Por J. J. Fernández Cano
Si la primavera la sangre altera, el verano la hace hervir a gajos; no hay más que ver el trasiego de gentes que se arma con ese afán febril por cambiar de aires, conocer nuevos paisajes, descubrir distintas formas de entender el mundo y vivirlo, sobre todo vivirlo, para de esa manera, con esos conocimientos adquiridos, establecer comparaciones y sopesar qué merece ser conservado de lo que ya tenemos, y qué ser cambiado para mejorar, puesto que, si la mejor universidad de la vida es la calle, la mejor escuela del mundo, es el propio mundo.
Quienes tienen salud y medios económicos que se lo permitan, no se privan (y bien que hacen) de dedicar un dinero y un tiempo a darse un garbeo por esos mundos de Dios, aún a costa de padecer el calvario que supone pasar horas inacabables de espera en un aeropuerto, la pérdida de la maleta cuyo contenido era imprescindible, o perder un vuelo a causa de haber caído en el cepo de un atasco el taxi que los llevaba al aeropuerto. Pero todo esto, este rosario de prisas, agobios y sobresaltos, forman parte integral del viaje-aventura que se proponían realizar, completa y da emoción a la mini-odisea que posteriormente contarían, no sin cierto asomo de orgullo, a amigos y familiares.
Quienes cuando disfrutábamos el rigor de la juventud no teníamos dinero ni tiempo para corrernos estas aventuras tan saludables, porque además andábamos criando a la prole, y ahora tendríamos posibilidad de rebañar algunas perrillas para permitirnos tal lujo, la juventud se nos va convirtiendo en reuma y otras pejigueras que no van acorde con esos trotes, vivimos estos fulgores estivales en nuestras queridas sierras (que no están nada mal) adobando los días con nuestro sol, paella y sangría, viendo, a través de la caja tonta, cómo funciona el mundo y cómo no funciona nuestra política nacional, enquistada en un amasijo de egoísmos y sinrazones.
Desde la benevolencia de nuestro estío serrano vemos, también, aunque difuminada por un sinfín de noticias, esa otra sangría permanente de seres humanos que mueren ahogados un día sí y otro también practicando ese otro “turismo” forzoso: el de la desesperación, el de quienes no buscan ampliar sus conocimientos, puesto que son recibidos a palos y enjaulados entre alambres espinosos, sino poner tierra de por medio entre sus tierras y sus casas en donde, además del hambre, tienen muchas posibilidades de terminar despanzurrados bajo toneladas de escombros, huyen de las bombas cuya fabricación y venta ha enriquecido a otros.
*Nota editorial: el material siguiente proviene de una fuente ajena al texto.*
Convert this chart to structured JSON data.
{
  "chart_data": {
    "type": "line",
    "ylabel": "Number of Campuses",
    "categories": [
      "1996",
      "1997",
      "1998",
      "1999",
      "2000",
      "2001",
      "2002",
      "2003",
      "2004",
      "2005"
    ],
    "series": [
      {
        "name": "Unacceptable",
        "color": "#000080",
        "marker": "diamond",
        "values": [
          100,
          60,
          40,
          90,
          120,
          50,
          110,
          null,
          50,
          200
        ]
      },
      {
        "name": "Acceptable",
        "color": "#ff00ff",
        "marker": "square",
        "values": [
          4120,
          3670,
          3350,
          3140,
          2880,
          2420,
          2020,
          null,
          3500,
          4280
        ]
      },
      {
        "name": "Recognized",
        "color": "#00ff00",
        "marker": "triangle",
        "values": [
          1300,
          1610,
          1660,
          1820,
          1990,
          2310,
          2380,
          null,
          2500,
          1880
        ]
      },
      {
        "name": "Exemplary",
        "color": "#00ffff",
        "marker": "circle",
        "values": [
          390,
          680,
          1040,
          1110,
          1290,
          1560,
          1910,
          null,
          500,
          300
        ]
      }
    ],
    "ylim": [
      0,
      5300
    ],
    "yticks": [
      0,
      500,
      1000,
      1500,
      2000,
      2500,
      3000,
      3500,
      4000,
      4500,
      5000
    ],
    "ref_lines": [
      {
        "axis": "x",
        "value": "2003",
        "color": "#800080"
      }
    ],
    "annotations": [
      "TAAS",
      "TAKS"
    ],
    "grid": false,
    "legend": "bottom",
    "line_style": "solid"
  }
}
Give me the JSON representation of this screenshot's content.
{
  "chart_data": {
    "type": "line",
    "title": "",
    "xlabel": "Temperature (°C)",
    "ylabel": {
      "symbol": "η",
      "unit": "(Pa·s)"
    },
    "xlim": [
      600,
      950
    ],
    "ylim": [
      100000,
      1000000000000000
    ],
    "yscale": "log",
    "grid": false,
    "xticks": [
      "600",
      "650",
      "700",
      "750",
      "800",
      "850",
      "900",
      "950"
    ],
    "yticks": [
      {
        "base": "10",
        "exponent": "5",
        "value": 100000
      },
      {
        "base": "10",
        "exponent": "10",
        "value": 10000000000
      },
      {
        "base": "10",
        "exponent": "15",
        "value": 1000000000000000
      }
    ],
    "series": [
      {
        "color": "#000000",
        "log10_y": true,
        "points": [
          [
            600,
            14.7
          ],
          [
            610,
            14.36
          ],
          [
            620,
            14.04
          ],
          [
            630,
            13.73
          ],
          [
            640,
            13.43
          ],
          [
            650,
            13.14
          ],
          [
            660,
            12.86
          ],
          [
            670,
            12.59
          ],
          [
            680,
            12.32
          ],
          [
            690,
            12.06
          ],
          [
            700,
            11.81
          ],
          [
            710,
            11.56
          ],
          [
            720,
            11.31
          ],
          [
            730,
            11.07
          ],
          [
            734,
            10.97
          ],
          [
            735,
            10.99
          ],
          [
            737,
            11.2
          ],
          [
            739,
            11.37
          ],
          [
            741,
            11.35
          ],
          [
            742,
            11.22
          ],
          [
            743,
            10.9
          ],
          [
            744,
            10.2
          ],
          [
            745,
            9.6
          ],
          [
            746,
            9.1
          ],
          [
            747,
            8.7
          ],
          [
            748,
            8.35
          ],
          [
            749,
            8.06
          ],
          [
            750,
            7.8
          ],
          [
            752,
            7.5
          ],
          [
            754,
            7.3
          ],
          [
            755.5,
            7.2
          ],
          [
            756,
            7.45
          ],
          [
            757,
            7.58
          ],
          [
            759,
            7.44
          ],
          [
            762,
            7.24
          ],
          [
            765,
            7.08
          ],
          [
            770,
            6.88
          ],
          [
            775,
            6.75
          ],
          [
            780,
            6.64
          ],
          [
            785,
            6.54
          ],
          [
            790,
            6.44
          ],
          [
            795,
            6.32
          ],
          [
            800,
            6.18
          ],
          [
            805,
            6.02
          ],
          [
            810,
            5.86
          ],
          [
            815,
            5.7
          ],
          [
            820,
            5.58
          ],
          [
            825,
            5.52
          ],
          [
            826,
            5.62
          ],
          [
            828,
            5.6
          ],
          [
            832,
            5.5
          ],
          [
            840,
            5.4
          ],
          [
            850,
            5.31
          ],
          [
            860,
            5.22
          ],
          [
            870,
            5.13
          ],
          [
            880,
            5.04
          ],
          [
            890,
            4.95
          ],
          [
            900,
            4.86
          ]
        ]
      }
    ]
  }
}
Dicen que la Historia es el tribunal que al fin pone a cada cual en el lugar que le corresponde y, puede que algo de verdad haya en esta afirmación, puesto que tenemos un ejemplo en el caso de la invasión de Irak: poco a poco, paso a paso, se va desliando la madeja dando a conocer que aquel genocidio se inspiró en una trama de falsedades y los tres siniestros personajes que lo decidieron en las Azores están quedando con el culo al aire, pero… ¿alguien va a resucitar a los muertos?